Sejak AI makin canggih, banyak orang mulai khawatir.
“Kalau AI bisa bikin desain dalam hitungan detik…
apakah UI/UX Designer masih dibutuhkan?”
Pertanyaan ini wajar.
Apalagi sekarang sudah banyak tools yang bisa:
-
Generate layout otomatis
-
Buat ilustrasi instan
-
Tulis UX copy dalam detik
-
Bahkan bikin wireframe dari prompt
Tapi sebelum panik, ada satu hal penting yang perlu dipahami.
AI bisa membuat tampilan.
Tapi AI tidak benar-benar memahami manusia.
Apa yang Sebenarnya Berubah?
Yang berubah bukan kebutuhan desainer.
Yang berubah adalah cara kerja desainer.
Dulu:
-
Semua manual
-
Semua mulai dari nol
-
Semua butuh waktu lama
Sekarang:
-
Ide bisa dibantu AI
-
Struktur bisa dipercepat
-
Copy bisa digenerate
Artinya?
Desainer yang adaptif justru jadi lebih cepat dan lebih efisien.
Kenapa UI/UX Masih Dibutuhkan?
UI/UX bukan cuma soal visual.
UI/UX adalah:
-
Memahami masalah user
-
Menentukan solusi yang masuk akal
-
Mengambil keputusan desain
-
Berkolaborasi dengan developer dan tim produk
AI bisa bantu ide.
Tapi AI tidak ikut meeting, tidak memahami strategi bisnis, dan tidak merasakan frustasi user secara nyata.
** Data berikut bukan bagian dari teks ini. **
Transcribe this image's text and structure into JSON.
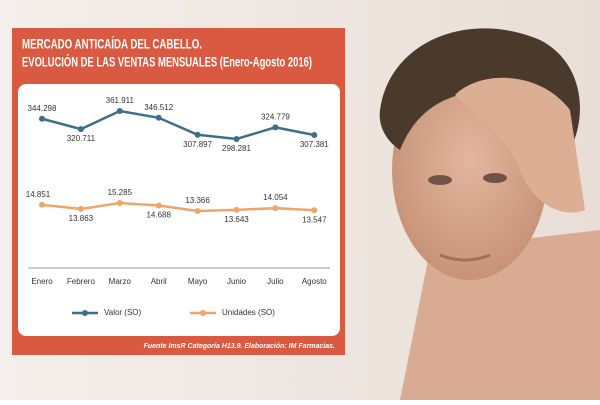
{
  "chart_data": {
    "type": "line",
    "title": "MERCADO ANTICAÍDA DEL CABELLO.",
    "subtitle": "EVOLUCIÓN DE LAS VENTAS MENSUALES (Enero-Agosto 2016)",
    "categories": [
      "Enero",
      "Febrero",
      "Marzo",
      "Abril",
      "Mayo",
      "Junio",
      "Julio",
      "Agosto"
    ],
    "series": [
      {
        "name": "Valor (SO)",
        "color": "#3f6f88",
        "values": [
          344.298,
          320.711,
          361.911,
          346.512,
          307.897,
          298.281,
          324.779,
          307.381
        ]
      },
      {
        "name": "Unidades (SO)",
        "color": "#f0a468",
        "values": [
          14.851,
          13.863,
          15.285,
          14.688,
          13.366,
          13.643,
          14.054,
          13.547
        ]
      }
    ],
    "source": "Fuente ImsR Categoría H13.9. Elaboración: IM Farmacias."
  }
}
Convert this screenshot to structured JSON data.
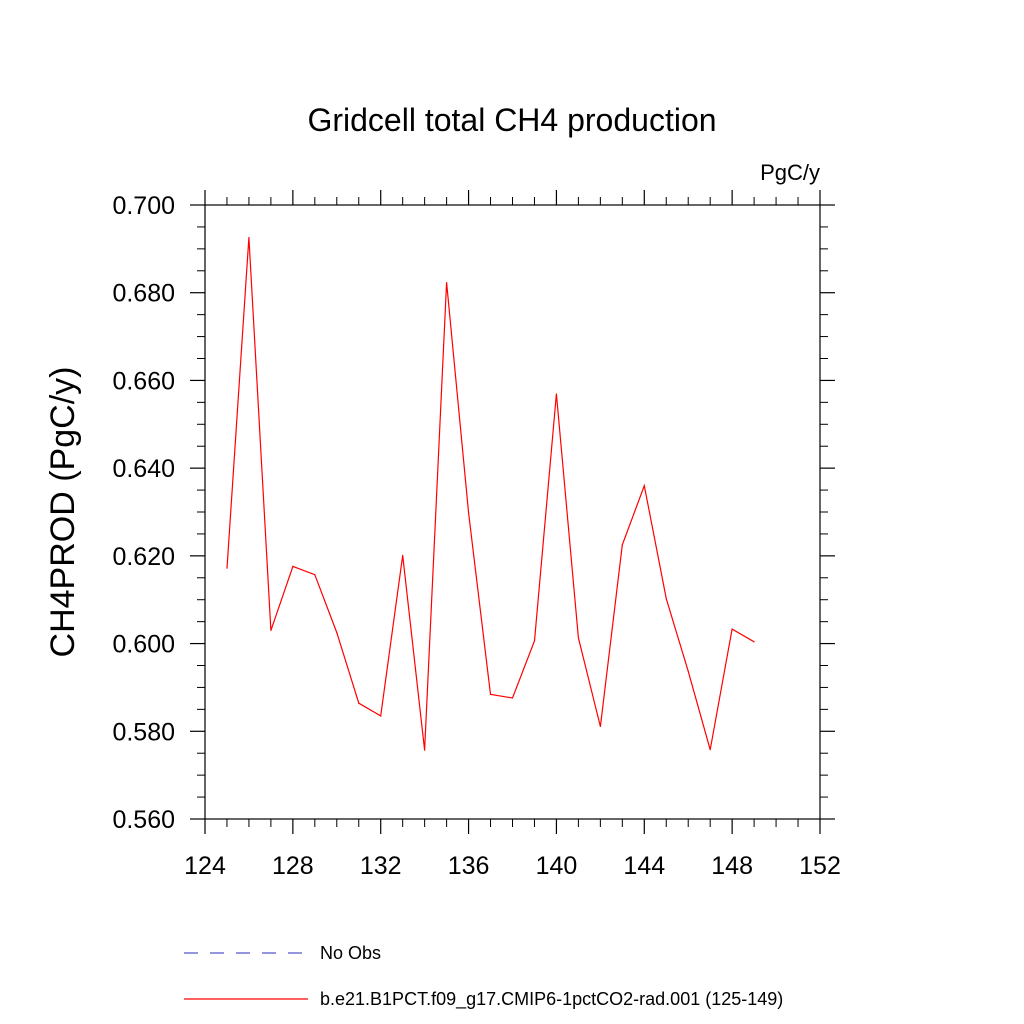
{
  "chart_data": {
    "type": "line",
    "title": "Gridcell total CH4 production",
    "units_label": "PgC/y",
    "xlabel": "",
    "ylabel": "CH4PROD  (PgC/y)",
    "xlim": [
      124,
      152
    ],
    "ylim": [
      0.56,
      0.7
    ],
    "x_ticks": [
      124,
      128,
      132,
      136,
      140,
      144,
      148,
      152
    ],
    "x_tick_labels": [
      "124",
      "128",
      "132",
      "136",
      "140",
      "144",
      "148",
      "152"
    ],
    "y_ticks": [
      0.56,
      0.58,
      0.6,
      0.62,
      0.64,
      0.66,
      0.68,
      0.7
    ],
    "y_tick_labels": [
      "0.560",
      "0.580",
      "0.600",
      "0.620",
      "0.640",
      "0.660",
      "0.680",
      "0.700"
    ],
    "grid": false,
    "legend_position": "bottom",
    "series": [
      {
        "name": "No Obs",
        "color": "#5555cc",
        "dash": true,
        "x": [],
        "y": []
      },
      {
        "name": "b.e21.B1PCT.f09_g17.CMIP6-1pctCO2-rad.001 (125-149)",
        "color": "#ff0000",
        "dash": false,
        "x": [
          125,
          126,
          127,
          128,
          129,
          130,
          131,
          132,
          133,
          134,
          135,
          136,
          137,
          138,
          139,
          140,
          141,
          142,
          143,
          144,
          145,
          146,
          147,
          148,
          149
        ],
        "y": [
          0.6172,
          0.6926,
          0.603,
          0.6176,
          0.6157,
          0.6025,
          0.5864,
          0.5835,
          0.6201,
          0.5757,
          0.6823,
          0.6298,
          0.5884,
          0.5876,
          0.6006,
          0.6569,
          0.6013,
          0.5811,
          0.6225,
          0.636,
          0.6102,
          0.5937,
          0.5758,
          0.6033,
          0.6004
        ]
      }
    ]
  }
}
Empati tetap milik manusia.
Yang Sebenarnya Terancam
Bukan profesinya.
Tapi cara kerja lama.
Desainer yang hanya:
-
Mengandalkan template
-
Hanya jago visual
-
Tidak paham UX thinking
-
Tidak ngerti product mindset
Akan lebih mudah tergantikan.
Karena pekerjaan repetitif memang bisa diotomatisasi.
Skill yang Justru Naik Nilainya di Era AI
Menariknya, beberapa skill sekarang justru makin penting:
1. Problem Solving
AI kasih opsi.
Desainer yang memilih solusi terbaik.
2. UX Thinking
Mengerti alur user tidak bisa digantikan tool otomatis.
3. Product Thinking
Memahami dampak desain terhadap bisnis.
4. Decision Making
Bisa menjelaskan alasan di balik desain.
5. Adaptability
Mau belajar tools baru tanpa takut.
Realita Industri Sekarang
Banyak perusahaan sekarang mencari desainer yang:
-
Bisa kerja cepat
-
Paham AI tools
-
Bisa eksplor banyak solusi
-
Tetap kuat di dasar UX
Jadi bukan desainer yang takut AI.
Tapi desainer yang tahu cara menggunakannya.
Masa Depan UI/UX Designer
Kemungkinan besar masa depan desain bukan:
Manusia vs AI
Tapi:
Manusia + AI
Desainer tetap memimpin arah kreatif.
AI membantu mempercepat proses.
Seperti dulu ketika Figma muncul.
Banyak yang takut Sketch tergantikan.
Tapi pada akhirnya, desainer tetap dibutuhkan.
Tool berubah.
Profesi beradaptasi.
Kesimpulan
UI/UX Designer tidak hilang di era AI.
Yang hilang adalah cara kerja lama.
Kalau kamu:
-
Terus belajar
-
Memperkuat UX thinking
-
Mengerti product mindset
-
Mau adaptasi dengan AI
Maka justru peluang kamu makin besar.
Karena di tengah banyaknya orang takut,
yang berani adaptasi biasanya menang.